We now may be at the point where tough questions will be asked. Across the rich world the 2000s bubble’s deflation into large fiscal debts and deficits is forcing large cuts just to return spending to the share of national output in the bubble years. Ireland’s and Portugal’s governments have lost office trying to adjust. Britain’s budget on Thursday held last year’s line on swingeing cuts, though they have yet to really bite so the acid test is ahead.

The fiscal state here is not so dire. English can change at a more measured pace, albeit now jolted by February’s earthquake. A one-off adjustment in the 2011-12 Budget cuts new spending to net zero. The 2010 forward track for new spending of $1.1 billion plus 2 per cent a year will then be lower for some years ahead, to offset higher servicing costs for the additional debt to fund government earthquake costs and make up for lost revenue.

In any case, as English will probably underline tomorrow in a speech to public servants postponed from February 23 by the earthquake, there is a long haul back to fiscal comfort: till 2020 or later.

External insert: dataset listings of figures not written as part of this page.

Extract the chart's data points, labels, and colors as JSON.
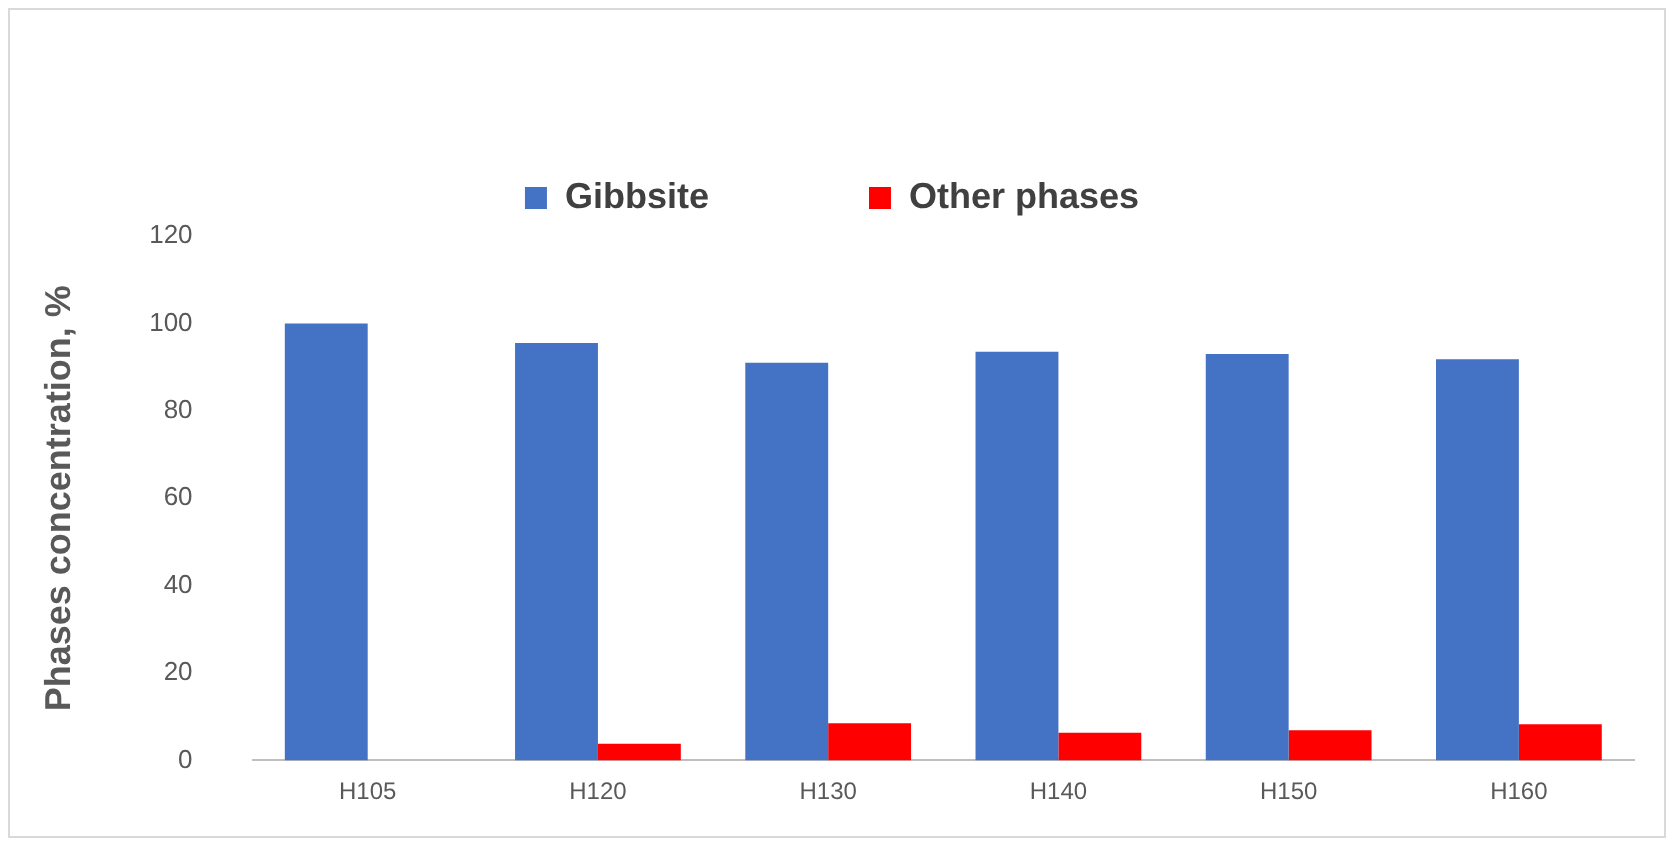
{
  "chart_data": {
    "type": "bar",
    "ylabel": "Phases concentration, %",
    "categories": [
      "H105",
      "H120",
      "H130",
      "H140",
      "H150",
      "H160"
    ],
    "series": [
      {
        "name": "Gibbsite",
        "color": "#4472c4",
        "values": [
          100,
          95.5,
          91,
          93.5,
          93,
          91.8
        ]
      },
      {
        "name": "Other phases",
        "color": "#ff0000",
        "values": [
          0,
          3.8,
          8.5,
          6.3,
          6.9,
          8.3
        ]
      }
    ],
    "ylim": [
      0,
      120
    ],
    "yticks": [
      0,
      20,
      40,
      60,
      80,
      100,
      120
    ],
    "grid": false,
    "legend": "top"
  }
}
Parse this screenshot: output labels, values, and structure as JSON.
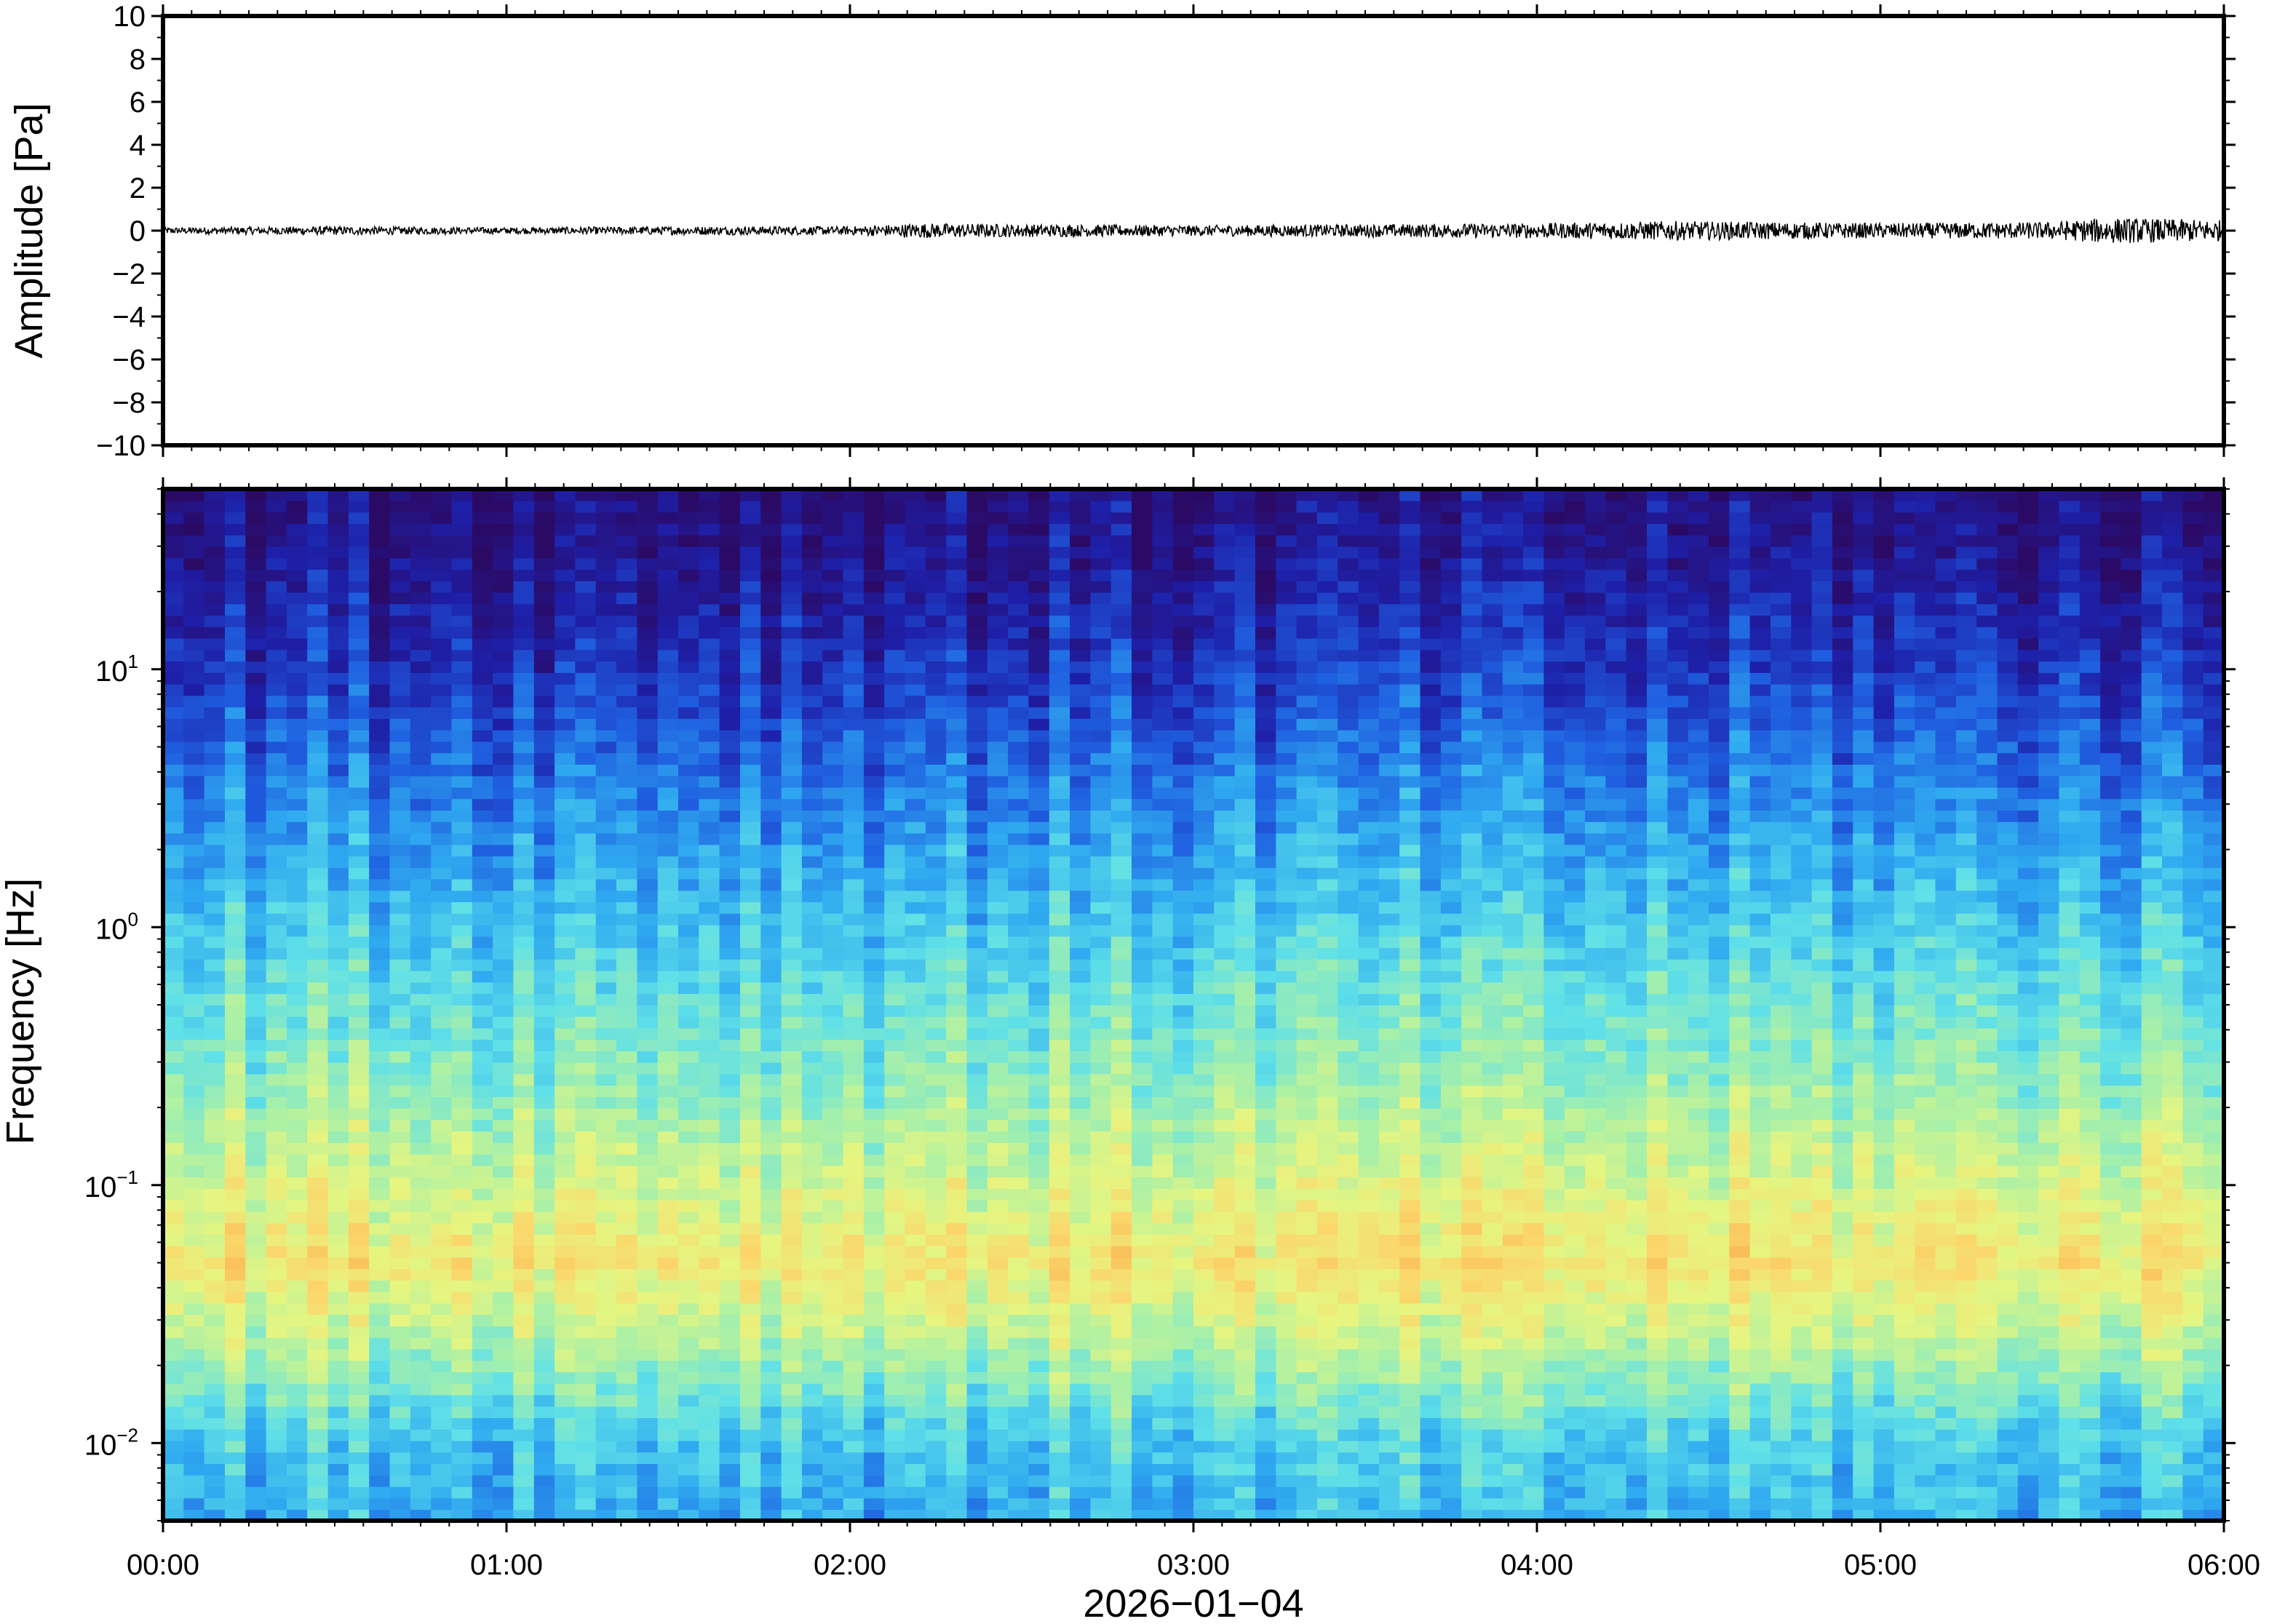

This is beginning to intensify a drive for productivity improvements if the level of public services is to be maintained, as English and Key insist. That requires innovation. That requires rethinking the reason for, structure of and the methods of delivery of services and rethinking entitlements to state assistance.

So after the near-term cuts a deeper change may be in prospect in rich countries. They will face globalising pressures from countries which have much smaller — and in Singapore’s case, much more efficient — public sectors. Those countries will over time expand their public sectors but they are unlikely to make them as ambitious as in the rich world.

So there is pressure from above on the public sectors in our sorts of countries. For now English is essentially expecting innovations to come from chief executives whom he is forcing to make do on tighter budgets; he says he is seeing movement. Next parliamentary term deeper rethinking might be on the cards: a paper which circulated at high levels before Christmas edged into this territory.

There is also evolving pressure from below. The post-baby-boom generations, especially the under-30s, expect their services customised and expect to have choice.

English has been on about this since he was a minister in Jenny Shipley’s late-1990s government. A dozen years on, as the post-baby-boomers have become the voting majority and as social media and other IT options have multiplied, this is likely to break open conglomerate public services as it has conglomerate businesses. Will factory-schools predominate in 2030?

Will citizens and social entrepreneurs then still put up with multiple agencies on separate budgets? In Christchurch government agencies have been thrust together in shared premises outside the army’s cordon. Some in Wellington wonder if interaction learned there might be transportable and developable.

Another innovative idea was flagged by the Welfare Working Group but was lost in the shove-them-out-to-work static: use actuarial techniques to identify long-term costs and justify early interventions that are expensive upfront but obviate bigger spending later. The Treasury’s next long-term fiscal projections in 2013 might draw on this.

But this is longer term. English is likely tomorrow to keep feet on the ground. He likes big concepts but personifies Southland practicality. So, while big change is coming in our public sector, don’t expect it to come fast. Hide will have plenty of public servants to praise for a time yet.